Raith closed his eyes. Gods, he felt weary. So weary he could hardly stand. He thought of his brother’s face, thought of Skara’s, but he couldn’t get them clear. The only face he could see was that woman’s, staring at her burning farm, calling her children’s names, her voice gone all broken and grief-mad. He felt tears prickling under his lids and let his eyes flicker open.

 

A Vansterman with a silver ring through his nose was dragging a woman around by her armpit, laughing, but the laughter was all jagged and forced, like he was trying to convince himself there was something funny in it.

 

Thorn Bathu didn’t look like laughing. The muscles working on the shaved side of her head, the scars livid on her pale cheeks, the sinews standing stark and merciless from the arm she gripped her axe with.

 

‘Most o’ these are hardly worth the taking,’ said one of the warriors, a great big Gettlander with a lopsided jaw, shoving an old man down onto his knees at the end of the line.

 

‘What do we do with ’em, then?’ said another.

 

Thorn’s voice came flat and careless. ‘I’ve a mind to kill ’em.’

 

One of the women started sobbing a prayer and someone shut her up with a slap.

 

Here was the dream.

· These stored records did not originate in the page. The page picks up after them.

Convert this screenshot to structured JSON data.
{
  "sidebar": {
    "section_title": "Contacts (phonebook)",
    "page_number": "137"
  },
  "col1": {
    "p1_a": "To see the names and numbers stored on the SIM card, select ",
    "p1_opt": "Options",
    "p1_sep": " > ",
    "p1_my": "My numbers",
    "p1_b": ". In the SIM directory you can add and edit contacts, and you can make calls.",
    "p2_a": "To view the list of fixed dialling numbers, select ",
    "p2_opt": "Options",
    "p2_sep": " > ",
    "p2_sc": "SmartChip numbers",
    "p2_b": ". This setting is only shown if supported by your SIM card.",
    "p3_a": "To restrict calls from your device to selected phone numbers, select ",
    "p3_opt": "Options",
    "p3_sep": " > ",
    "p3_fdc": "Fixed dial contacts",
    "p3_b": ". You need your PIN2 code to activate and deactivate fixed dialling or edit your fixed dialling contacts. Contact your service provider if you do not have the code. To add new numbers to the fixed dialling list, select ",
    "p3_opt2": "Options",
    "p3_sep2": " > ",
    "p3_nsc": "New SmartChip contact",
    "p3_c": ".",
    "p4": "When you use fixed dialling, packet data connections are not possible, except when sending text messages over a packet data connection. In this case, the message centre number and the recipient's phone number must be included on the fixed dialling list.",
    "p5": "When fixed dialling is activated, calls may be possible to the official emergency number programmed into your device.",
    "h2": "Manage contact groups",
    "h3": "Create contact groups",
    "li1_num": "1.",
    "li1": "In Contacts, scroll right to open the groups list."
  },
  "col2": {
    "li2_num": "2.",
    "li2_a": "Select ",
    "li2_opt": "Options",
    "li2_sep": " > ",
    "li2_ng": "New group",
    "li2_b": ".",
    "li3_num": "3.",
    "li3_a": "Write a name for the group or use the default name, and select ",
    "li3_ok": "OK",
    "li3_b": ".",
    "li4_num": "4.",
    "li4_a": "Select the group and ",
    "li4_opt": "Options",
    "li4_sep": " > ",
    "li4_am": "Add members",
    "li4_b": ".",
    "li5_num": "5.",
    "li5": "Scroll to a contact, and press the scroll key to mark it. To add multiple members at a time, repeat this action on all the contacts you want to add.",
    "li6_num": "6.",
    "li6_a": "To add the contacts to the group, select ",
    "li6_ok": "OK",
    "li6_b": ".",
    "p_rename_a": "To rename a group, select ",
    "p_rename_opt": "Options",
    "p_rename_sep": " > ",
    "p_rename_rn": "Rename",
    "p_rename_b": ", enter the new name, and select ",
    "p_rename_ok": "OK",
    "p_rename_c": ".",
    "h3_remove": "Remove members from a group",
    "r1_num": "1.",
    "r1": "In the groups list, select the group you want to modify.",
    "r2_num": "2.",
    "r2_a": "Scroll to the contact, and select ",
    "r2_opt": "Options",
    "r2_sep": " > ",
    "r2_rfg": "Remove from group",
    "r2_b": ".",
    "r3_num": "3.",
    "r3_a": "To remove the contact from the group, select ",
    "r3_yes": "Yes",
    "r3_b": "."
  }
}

To plunder a big city. To take whatever you saw for your own. To strut like the biggest dog down streets where you’d be sneered at in peacetime. To rule supreme just ’cause you had a blade and were bastard enough to use it.

 

Raith’s eyes were watery. The smoke, maybe, or maybe he was crying. He thought of that farm burning. He felt crushed, as buried as his brother, could hardly breathe. Seemed like everything worth saving in him died with Rakki, or was left behind with Skara.

 

He fumbled at the strap on his helmet, pulled it off and tossed it down with a hollow clonk, watched it roll on its edge down the cobbles. He scrubbed hard at his flattened hair with his nails, hardly felt it.

 

He looked sideways at that row of people, kneeling in the road. He saw a boy clench his fist, clench a handful of dirt out of the gutter. He saw a teardrop dangling from a woman’s nose. Heard the old man at the end wheezing fear with every breath.

 

Thorn’s boots crunched as she walked over to him.